Equation discovery is a fundamental learning task for uncovering the underlying dynamics of complex systems, with wide-ranging applications in areas such as brain connectivity analysis, climate modeling, gene regulation, and physical simulation. However, many existing approaches rely on accurate derivative estimation and are limited to first-order dynamical systems, restricting their applicability in real-world scenarios. In this work, we propose Sparse Equation Matching (SEM), a unified framework that encompasses several existing equation discovery methods under a common formulation. SEM introduces an integral-based sparse regression approach using Green's functions, enabling derivative-free estimation of differential operators and their associated driving functions in general-order dynamical systems. The effectiveness of SEM is demonstrated through extensive simulations, benchmarking its performance against derivative-based approaches. We then apply SEM to electroencephalographic (EEG) data recorded during multiple oculomotor tasks, collected from 52 participants in a brain-computer interface experiment. Our method identifies active brain regions across participants and reveals task-specific connectivity patterns. These findings offer valuable insights into brain connectivity and the underlying neural mechanisms.
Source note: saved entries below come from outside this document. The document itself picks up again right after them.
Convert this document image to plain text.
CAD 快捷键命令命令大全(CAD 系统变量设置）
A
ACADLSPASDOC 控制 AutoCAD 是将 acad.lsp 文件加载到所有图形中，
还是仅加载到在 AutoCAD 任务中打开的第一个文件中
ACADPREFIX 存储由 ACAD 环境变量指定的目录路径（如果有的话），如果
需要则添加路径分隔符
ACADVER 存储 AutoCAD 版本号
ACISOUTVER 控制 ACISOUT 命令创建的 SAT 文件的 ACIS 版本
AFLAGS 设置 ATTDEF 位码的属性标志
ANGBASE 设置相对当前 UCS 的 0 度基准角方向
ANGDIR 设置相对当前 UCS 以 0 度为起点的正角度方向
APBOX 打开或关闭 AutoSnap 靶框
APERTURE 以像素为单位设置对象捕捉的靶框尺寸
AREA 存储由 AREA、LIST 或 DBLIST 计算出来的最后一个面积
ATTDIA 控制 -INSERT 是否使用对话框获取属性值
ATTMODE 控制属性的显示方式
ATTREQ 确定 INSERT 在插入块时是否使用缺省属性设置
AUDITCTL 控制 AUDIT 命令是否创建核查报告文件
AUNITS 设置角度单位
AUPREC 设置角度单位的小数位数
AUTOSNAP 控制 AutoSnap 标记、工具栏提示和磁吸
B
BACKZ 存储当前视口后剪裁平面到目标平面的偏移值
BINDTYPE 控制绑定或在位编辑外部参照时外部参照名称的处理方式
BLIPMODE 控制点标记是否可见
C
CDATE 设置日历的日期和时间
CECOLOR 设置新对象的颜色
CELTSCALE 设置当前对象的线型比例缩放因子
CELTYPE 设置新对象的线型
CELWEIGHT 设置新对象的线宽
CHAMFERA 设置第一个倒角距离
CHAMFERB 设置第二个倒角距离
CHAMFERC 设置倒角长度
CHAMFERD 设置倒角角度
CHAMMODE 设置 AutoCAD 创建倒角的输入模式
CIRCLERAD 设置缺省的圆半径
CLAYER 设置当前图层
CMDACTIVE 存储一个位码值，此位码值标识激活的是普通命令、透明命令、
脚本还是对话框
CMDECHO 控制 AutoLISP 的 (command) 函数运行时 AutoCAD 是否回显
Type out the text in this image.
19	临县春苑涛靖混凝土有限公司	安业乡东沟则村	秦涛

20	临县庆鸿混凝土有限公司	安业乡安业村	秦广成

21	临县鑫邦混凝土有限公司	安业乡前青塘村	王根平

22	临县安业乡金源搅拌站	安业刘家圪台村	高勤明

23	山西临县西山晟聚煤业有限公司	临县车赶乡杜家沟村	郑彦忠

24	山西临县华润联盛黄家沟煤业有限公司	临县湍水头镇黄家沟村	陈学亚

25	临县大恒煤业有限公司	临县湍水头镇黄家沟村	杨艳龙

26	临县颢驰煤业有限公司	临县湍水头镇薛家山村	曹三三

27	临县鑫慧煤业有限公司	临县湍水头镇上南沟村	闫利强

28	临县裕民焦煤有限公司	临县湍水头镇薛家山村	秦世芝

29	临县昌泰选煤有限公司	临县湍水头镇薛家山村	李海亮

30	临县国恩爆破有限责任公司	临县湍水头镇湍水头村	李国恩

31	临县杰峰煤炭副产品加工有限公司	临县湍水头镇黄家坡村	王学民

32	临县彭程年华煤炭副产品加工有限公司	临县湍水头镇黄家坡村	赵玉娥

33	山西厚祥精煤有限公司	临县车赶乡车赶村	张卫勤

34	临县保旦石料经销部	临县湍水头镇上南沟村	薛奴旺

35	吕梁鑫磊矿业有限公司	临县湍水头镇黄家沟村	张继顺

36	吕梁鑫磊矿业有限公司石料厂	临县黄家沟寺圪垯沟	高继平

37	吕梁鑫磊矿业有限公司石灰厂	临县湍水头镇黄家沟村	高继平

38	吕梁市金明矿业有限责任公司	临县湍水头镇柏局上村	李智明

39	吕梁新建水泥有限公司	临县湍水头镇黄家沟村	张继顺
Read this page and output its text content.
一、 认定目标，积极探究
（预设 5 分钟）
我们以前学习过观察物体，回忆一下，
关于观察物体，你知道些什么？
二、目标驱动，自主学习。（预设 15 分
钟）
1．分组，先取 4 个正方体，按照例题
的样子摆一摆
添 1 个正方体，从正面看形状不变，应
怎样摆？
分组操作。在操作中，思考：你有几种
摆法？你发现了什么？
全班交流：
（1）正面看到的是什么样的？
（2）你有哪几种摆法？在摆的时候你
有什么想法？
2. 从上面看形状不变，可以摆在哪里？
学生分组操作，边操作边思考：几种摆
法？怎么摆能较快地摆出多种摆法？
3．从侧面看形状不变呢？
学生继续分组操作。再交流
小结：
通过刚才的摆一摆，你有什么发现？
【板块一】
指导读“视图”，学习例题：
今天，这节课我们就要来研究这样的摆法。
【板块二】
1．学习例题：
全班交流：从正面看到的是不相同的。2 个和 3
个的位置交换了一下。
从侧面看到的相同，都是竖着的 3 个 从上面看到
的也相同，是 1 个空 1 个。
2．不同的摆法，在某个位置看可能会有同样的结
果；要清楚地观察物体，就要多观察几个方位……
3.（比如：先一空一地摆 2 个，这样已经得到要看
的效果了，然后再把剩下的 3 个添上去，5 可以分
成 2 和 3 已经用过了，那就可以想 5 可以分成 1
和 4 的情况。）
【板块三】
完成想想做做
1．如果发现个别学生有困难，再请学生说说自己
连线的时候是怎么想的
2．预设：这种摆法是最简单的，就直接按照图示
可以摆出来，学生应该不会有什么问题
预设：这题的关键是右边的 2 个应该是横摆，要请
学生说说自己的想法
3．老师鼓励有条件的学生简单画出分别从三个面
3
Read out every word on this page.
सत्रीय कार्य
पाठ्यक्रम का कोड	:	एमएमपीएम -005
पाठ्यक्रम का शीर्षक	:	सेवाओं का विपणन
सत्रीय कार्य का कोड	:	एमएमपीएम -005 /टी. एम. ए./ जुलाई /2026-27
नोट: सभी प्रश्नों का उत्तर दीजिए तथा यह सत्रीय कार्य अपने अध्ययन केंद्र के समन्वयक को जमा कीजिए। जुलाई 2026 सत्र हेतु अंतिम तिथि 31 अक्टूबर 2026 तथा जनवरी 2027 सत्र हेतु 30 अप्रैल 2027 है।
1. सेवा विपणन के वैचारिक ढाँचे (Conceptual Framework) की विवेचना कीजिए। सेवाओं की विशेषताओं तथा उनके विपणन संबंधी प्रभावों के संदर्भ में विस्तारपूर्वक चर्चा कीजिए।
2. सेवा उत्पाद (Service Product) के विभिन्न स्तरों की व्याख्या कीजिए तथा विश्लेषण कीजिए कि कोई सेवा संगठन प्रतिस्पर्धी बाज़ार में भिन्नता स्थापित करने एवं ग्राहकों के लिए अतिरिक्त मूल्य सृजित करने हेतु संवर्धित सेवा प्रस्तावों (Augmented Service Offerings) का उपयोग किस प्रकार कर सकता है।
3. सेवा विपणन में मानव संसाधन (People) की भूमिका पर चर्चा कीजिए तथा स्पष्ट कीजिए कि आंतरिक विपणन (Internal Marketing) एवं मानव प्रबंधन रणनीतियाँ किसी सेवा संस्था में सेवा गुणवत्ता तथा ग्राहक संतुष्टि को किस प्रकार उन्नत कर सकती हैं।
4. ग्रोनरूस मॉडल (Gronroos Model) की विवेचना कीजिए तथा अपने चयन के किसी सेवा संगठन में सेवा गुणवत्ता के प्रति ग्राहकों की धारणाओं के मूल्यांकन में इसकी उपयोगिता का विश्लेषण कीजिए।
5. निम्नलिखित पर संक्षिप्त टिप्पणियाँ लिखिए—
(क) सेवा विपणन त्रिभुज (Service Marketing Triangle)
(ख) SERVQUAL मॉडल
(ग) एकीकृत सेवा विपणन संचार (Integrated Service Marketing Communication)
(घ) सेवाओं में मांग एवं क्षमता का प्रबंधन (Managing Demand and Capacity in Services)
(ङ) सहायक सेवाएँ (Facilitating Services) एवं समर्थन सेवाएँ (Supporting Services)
翻译：方程发现是揭示复杂系统底层动力学的一项基础性学习任务，在脑连接分析、气候建模、基因调控和物理模拟等领域具有广泛应用。然而，现有许多方法依赖于精确的导数估计，且仅限于一阶动力系统，这限制了其在真实场景中的适用性。本文提出稀疏方程匹配（SEM），这是一个统一框架，将多种现有方程发现方法纳入一个共同的公式体系。SEM 引入了一种基于积分和格林函数的稀疏回归方法，能够对一般阶动力系统中的微分算子及其关联的驱动函数进行无导数估计。通过大量仿真实验，并与基于导数的方法进行性能基准测试，验证了 SEM 的有效性。随后，我们将 SEM 应用于一项脑机接口实验中从 52 名参与者记录的多项眼动任务期间的脑电图（EEG）数据。我们的方法识别了跨参与者的活跃脑区，并揭示了任务特异性的连接模式。这些发现为理解脑连接及其底层神经机制提供了有价值的见解。